温衍平稳着呼吸,良久才听到一声低笑,明明没什么声息,却跟在耳边、心头炸开似的。
温衍莫名想到了沈泽。
他也不知道为什么,越和顾煊接触,越觉得他和沈泽很像,有时候半梦半醒间,脑海里明明旋着方白的记忆,可悠悠醒转,又与顾煊的脸错位、重叠,这让温衍有些慌张。
他刻意不去想起沈泽,那是个不知名、也抵达不了的地方,就像他也不能过分依赖顾煊。
他和沈泽其实没差,都不是自己能冒险的存在。
温衍长叹了一口气,越发觉得自己有见一个忘一个,见一个“爱”一个的渣男潜质,不过还好,这个位面进度条也要到底了。
“要是冷的话把空调温度调高一点。”顾煊轻声道,把床头的灯降到最低档,笑着说道:“晚安,景初。”
温衍闷在被子,轻声回了句“晚安。”
然后,等着顾煊和全程只说了几句话的赵小米出去后,号称“我要睡了”的温衍——
睁眼迎接了黎明。
第44章 追光者
第二天一大早,赵小米拎着一大堆东西打开温衍房门的时候,看到温衍裹着被子坐在床中央,还有些惊讶。

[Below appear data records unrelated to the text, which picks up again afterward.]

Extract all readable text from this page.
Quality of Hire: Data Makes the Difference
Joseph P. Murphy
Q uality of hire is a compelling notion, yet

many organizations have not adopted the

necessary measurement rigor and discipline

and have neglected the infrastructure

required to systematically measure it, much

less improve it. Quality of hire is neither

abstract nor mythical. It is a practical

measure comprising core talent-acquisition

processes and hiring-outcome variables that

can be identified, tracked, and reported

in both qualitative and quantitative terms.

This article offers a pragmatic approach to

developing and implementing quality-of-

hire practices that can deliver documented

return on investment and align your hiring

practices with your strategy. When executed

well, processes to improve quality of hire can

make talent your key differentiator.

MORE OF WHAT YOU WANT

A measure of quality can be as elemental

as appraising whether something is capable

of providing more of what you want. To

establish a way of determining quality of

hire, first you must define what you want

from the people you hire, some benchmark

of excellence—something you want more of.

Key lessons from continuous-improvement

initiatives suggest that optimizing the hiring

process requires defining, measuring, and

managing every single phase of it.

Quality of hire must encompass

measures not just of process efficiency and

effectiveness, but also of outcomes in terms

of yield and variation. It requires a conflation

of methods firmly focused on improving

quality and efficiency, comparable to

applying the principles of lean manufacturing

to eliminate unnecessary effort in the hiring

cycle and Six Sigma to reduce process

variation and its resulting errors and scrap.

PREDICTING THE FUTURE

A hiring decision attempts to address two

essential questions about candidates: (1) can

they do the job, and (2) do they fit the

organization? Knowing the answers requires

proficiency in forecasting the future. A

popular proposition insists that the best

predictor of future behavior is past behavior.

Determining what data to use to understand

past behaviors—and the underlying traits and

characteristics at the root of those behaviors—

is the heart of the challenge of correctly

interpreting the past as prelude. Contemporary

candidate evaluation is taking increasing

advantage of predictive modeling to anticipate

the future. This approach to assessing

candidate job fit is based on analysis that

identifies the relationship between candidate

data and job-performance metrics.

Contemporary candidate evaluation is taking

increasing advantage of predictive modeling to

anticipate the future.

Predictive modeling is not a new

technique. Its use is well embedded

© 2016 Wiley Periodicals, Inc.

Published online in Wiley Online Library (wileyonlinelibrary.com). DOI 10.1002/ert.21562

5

“怎么起这么早?”赵小米放下手头的东西,看着过于昏暗的房间,走到窗边一把掀开窗帘,开口道:“我们的戏份要九点左右开始,还可以睡个回笼觉。”
随着赵小米的动作,光色瞬间流荡在这不大的房间里。
赵小米感受到温衍的恍惚,绕过床沿弯身盯着他,皱眉道:“是不是没睡好?还是哪里不舒服?怎么看起来跟一夜没睡似的。”
可不是一夜没睡吗,温衍心想。
“不睡了。”温衍下意识往门口瞟了几眼,赵小米心领神会,低头摆弄早餐。
晾了温衍好一会儿,才开口道“顾神没来,一早就去片场了。”
我并不是很想知道,温衍恨恨想着。
“走之前还嘱咐了一句,让你多睡一会儿,然后起来把粥喝了。”
“我不是很饿。”
“不行,你必须饿,快去洗漱,”赵小米支了个小桌子,“牛奶杏仁粥,还加了一点点紫薯,香得不得了。”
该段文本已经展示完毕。